People like the occasional Twinkie or bag of chips, and that’s fine. The problem in our food system is that unnecessary junk has become pervasive. I buy tomato sauce with no added sugar. It tastes better, but it’s hard to find. Sugar gets added to all kinds of things where it has no business being. Corn syrup, of course, is everywhere. Artificial colors, starches, refined everything, and lots of salt in things where salt is not needed. Unless something is significantly likely to cause cancer, we don’t keep it out of food. Being likely to cause obesity, heart disease, diabetes and other issues is not considered relevant. That hurts us, and the increase in medical costs under Medicare, Medicaid, and our insurance premiums costs us money.
I don’t believe in messing with people’s food lives, so bans are to be used with caution. But corporations are very good at responding to incentives, even small ones. If they can save five cents on each of a hundred million bags of whatever, that’s five million more dollars to the bottom line. That provides a good opportunity for a relatively low rate of tax to drive important behaviors.
What would happen if we put an excise tax on sugar and corn syrup used in producing other food items? (I wouldn’t tax the bag or bottle a consumer buys. If they are cooking for themselves, good for them.) What if we taxed salt just a little, so that chip makers would still use enough to taste good but maybe a little less than before, and the thing that didn’t need salt replaces it with a little healthy spice? What if we allow food colors, but make them more expensive to the manufacturer so that he re-thinks using them? What if we put an excise tax on manufacturers’ use of refined flour, but not on the more whole-grain stuff that tastes better anyway? The producers of all the junk ingredients would scream, of course, but it could improve corporate behavior substantially while still allowing them to supply the particular junky items that people especially like. They would just use less of the bad stuff, and stop using it in places like tomato sauce where it really doesn’t belong.
Part of the reason for not favoring heavy government regulation of food is that they don’t do it well. They get captured by food industry lobbies and push foods that aren’t supported by good science. Remember when we were supposed to eat margarine made of trans-fats to replace butter? Educated consumers can make their own choices. Tax nudging based on a list of things agreed after public hearings, though, is unlikely to go dramatically wrong. Scientists are pretty sure about a number of things that we’d do well to consume a little less of. Burden those things, and less of them will find their way into our diets. If the regulators burden some of the wrong things, we will still be free to use our own knowledge and eat the good stuff anyway.
Nobody that I know of has tried this strategy yet. They have, in the face of huge opposition from the soft drinks industry, tried imposing sugary drinks taxes. Those are basically a good idea, I think, but have a couple of flaws. First, the science shows that diet soft drinks have effects on the body similar to corn syrupy drinks, so the target is probably too narrow. Second, when you target a particular thing people like, it makes it easier for the company to rally their supporters in opposition. Put a tax on high fructose corn syrup used in food and a tax on artificial sweeteners and it will be harder for the companies to convince consumers that the evil government is interfering with their rights.
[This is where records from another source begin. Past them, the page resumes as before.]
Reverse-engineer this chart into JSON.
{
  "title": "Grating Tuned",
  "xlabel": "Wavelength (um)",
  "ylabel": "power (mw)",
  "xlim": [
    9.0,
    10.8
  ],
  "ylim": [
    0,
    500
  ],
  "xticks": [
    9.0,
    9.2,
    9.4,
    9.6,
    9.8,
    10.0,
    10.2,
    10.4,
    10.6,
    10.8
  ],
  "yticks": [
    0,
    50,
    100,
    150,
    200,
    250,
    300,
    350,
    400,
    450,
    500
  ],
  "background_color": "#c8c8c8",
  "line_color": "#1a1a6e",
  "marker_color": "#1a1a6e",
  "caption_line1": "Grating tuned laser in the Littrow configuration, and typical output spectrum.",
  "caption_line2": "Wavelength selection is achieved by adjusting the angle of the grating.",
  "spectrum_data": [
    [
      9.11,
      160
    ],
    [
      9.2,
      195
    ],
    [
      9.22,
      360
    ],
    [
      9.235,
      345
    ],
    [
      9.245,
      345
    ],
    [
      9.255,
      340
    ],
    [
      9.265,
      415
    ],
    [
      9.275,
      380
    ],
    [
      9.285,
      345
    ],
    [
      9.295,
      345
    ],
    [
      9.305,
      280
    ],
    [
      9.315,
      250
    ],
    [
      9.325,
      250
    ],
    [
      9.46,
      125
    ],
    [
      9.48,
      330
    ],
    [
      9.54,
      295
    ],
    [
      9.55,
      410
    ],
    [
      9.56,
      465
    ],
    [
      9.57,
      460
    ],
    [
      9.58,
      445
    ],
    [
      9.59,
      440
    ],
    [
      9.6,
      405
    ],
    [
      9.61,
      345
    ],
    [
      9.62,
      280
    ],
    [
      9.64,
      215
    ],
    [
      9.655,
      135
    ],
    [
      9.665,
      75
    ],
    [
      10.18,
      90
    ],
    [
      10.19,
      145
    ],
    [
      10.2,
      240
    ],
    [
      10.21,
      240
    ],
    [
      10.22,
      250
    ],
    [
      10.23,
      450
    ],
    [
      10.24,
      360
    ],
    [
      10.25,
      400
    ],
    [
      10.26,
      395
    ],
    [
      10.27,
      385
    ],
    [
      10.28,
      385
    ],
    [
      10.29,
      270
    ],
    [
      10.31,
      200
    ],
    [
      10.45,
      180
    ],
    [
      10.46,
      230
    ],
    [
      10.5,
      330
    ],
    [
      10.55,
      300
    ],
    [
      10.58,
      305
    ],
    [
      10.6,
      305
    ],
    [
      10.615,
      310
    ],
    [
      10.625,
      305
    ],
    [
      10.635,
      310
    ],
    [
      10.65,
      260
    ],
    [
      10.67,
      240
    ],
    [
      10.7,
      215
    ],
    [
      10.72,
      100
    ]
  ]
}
As it stands, poor people tend to get a particularly large fraction of their calories from unhealthy junk. Would taxes on unhealthy ingredients hurt the poor? It’s not clear that they would. As we know, we have a problem of obesity in America from people eating too many unhealthy calories, and that problem particularly affects the poor. Junk food is addictive and the body has a hard time processing it properly. If companies use slightly more expensive ingredients and charge a little more, the poor will likely be able to satisfy their hunger for less money, because they will have less addiction-driven hunger and less hunger driven by the body searching for missing nutrients. Further, if people buy a little less of the junk because the price goes up, that won’t hurt them, even if they don’t replace those excess empty calories with anything else. So, this is an area where we probably don’t need to worry too much about distributional effects. The proceeds of the tax could be applied to reduce the deficit.
It is worth noting that while one could earmark the funds towards something like funding early childhood nutrition programs, it can be counterproductive to do things like that. When you use a tax to discourage something, your hope is that the tax will produce less revenue over time, as people and companies change their behavior. If the proceeds of the tax are earmarked for dealing with a harm that will fade away as the relevant behavior changes, that’s fine. But the need for early childhood nutrition programs won’t disappear just because companies start using fewer unhealthy ingredients. If the nutrition programs depend on taxes on junk, the programs could lose funding when they shouldn’t. Where a discouragement tax is likely to have a significant effect on overall prices, it makes sense to offset it by reducing taxes on labor. Where a discouragement tax won’t have that kind of dramatic effect on consumers, then going overboard on specific earmarks would be a mistake. We currently have gigantic budget deficits that need to be reduced. Letting some discouragement taxes just apply towards reducing the deficits would serve an urgent need.